Find $$\lim_{x \rightarrow 1} \frac{\sin(\pi x)}{x-1}$$. I have tried to find this limit by letting $$t= \pi x$$ t= x-1, etc. All I get is 1/0 or $$\pi/0$$ or etc., but not the answer the graph of the function suggests. I cannot find the substitution for x that will work. Is there some rule that I can use to find a suitable substitution for x or expression for t. I am doing this for my own interest. Can anyone point me along the correct line of reasoning that will allow me find the expression for t= ? . Thank you.

2. Oct 9, 2009

### JG89

Have you tried l'hopital's rule?

3. Oct 9, 2009

### John O' Meara

No, the book does not mention L'Hopital's rule until page 470, I am on page 135, so I don't think it means us to use that rule.

4. Oct 9, 2009

### JG89

$$\frac{sin(\pi x)}{x-1} = \frac{sin(\pi(x-1) + \pi)}{x-1} = \frac{sin(\pi(x-1))cos\pi + sin(\pi)cos(\pi(x-1))}{x-1} = \frac{-sin(\pi(x-1))}{x-1}$$.
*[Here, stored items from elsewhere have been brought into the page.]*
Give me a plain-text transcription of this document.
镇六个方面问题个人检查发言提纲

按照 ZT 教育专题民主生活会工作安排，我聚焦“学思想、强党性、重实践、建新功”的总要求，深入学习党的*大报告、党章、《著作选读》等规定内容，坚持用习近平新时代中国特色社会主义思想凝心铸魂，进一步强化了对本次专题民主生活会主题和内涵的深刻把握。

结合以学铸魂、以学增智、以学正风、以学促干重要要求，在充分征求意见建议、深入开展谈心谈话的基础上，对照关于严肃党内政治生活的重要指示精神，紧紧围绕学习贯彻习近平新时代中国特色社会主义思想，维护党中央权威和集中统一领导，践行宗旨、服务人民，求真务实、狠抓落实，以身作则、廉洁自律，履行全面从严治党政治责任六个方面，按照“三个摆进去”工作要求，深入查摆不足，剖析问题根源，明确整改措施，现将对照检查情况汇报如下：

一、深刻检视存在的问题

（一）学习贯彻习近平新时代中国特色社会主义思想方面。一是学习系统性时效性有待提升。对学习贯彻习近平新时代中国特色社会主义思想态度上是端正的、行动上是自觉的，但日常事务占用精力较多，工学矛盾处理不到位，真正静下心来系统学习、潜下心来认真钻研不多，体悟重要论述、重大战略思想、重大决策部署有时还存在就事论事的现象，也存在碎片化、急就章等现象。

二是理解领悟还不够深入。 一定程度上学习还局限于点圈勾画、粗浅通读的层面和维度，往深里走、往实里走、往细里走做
Let $$t = x - 1$$. Then $$\frac{-sin(\pi(x-1))}{x-1} = \frac{-sin(\pi t)}{t} = \frac{-\pi sin(\pi t)}{\pi t}$$.

As x goes to 1, t = x - 1 goes to 0. You know the limit of sin(u)/u as u goes to 0 right? Now use that.

5. Oct 9, 2009

### John O' Meara

Thanks very much.